Tormented Souls : le digne descendant de Silent Hill et Alone in the Dark ?

Riku | 22 juin 2021 - MAJ : 22/06/2021 15:48
Riku | 22 juin 2021 - MAJ : 22/06/2021 15:48

Un survival horror, avec un manoir hanté et des monstres, et des inspirations Resident Evil, Silent Hill et Alone in the Dark ? Bien sûr qu'on va sauter dessus avec la démo.

Parfois, il ne suffit que de deux frères jumeaux, Gabriel and German Araneda, et d’un petit studio espagnol appelé Dual Effect Games pour réussir à raviver la flamme des fans de survival horror. 

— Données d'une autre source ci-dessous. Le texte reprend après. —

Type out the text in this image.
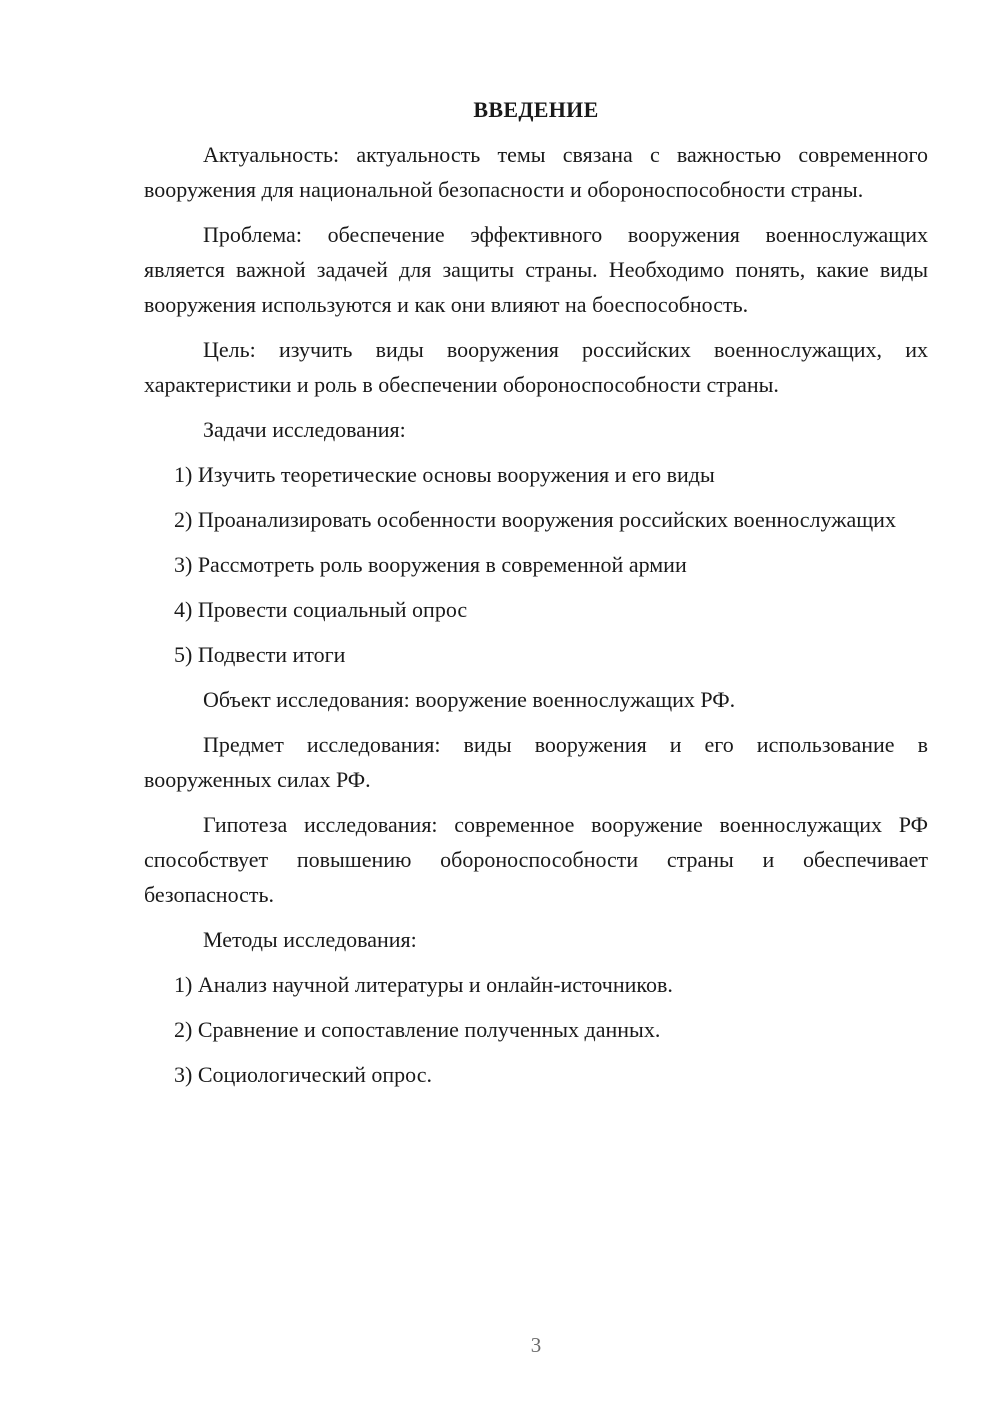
ВВЕДЕНИЕ

Актуальность: актуальность темы связана с важностью современного вооружения для национальной безопасности и обороноспособности страны.

Проблема: обеспечение эффективного вооружения военнослужащих является важной задачей для защиты страны. Необходимо понять, какие виды вооружения используются и как они влияют на боеспособность.

Цель: изучить виды вооружения российских военнослужащих, их характеристики и роль в обеспечении обороноспособности страны.

Задачи исследования:

1) Изучить теоретические основы вооружения и его виды

2) Проанализировать особенности вооружения российских военнослужащих

3) Рассмотреть роль вооружения в современной армии

4) Провести социальный опрос

5) Подвести итоги

Объект исследования: вооружение военнослужащих РФ.

Предмет исследования: виды вооружения и его использование в вооруженных силах РФ.

Гипотеза исследования: современное вооружение военнослужащих РФ способствует повышению обороноспособности страны и обеспечивает безопасность.

Методы исследования:

1) Анализ научной литературы и онлайн-источников.

2) Сравнение и сопоставление полученных данных.

3) Социологический опрос.

3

Tormented Souls entend en effet renouer avec les fondamentaux mêmes du genre, en s’inspirant d’œuvres comme Resident EvilSilent Hill ou encore Alone in the Dark. Pétri de bonnes intentions, le jeu s’est dévoilé avec une démo d'une trentaine de minutes réjouissantes, mais pas dénuées de défauts pour autant.

 

 

L’âme du survival horror

Tormented Souls nous place dans la peau d’une jeune femme répondant au nom de Caroline Walker, qui enquête sur la disparition de deux sœurs. Son investigation la mène alors au manoir Wildberger, qui est en réalité un hôpital isolé et chargé d’histoire. Alors qu’elle fait ses premiers pas dans la bâtisse, une ombre l’assomme et l’enlève. Elle se réveille sept jours plus tard, nue dans une baignoire, un tuyau encastré dans sa bouche, un œil en moins et des questions plein la tête.  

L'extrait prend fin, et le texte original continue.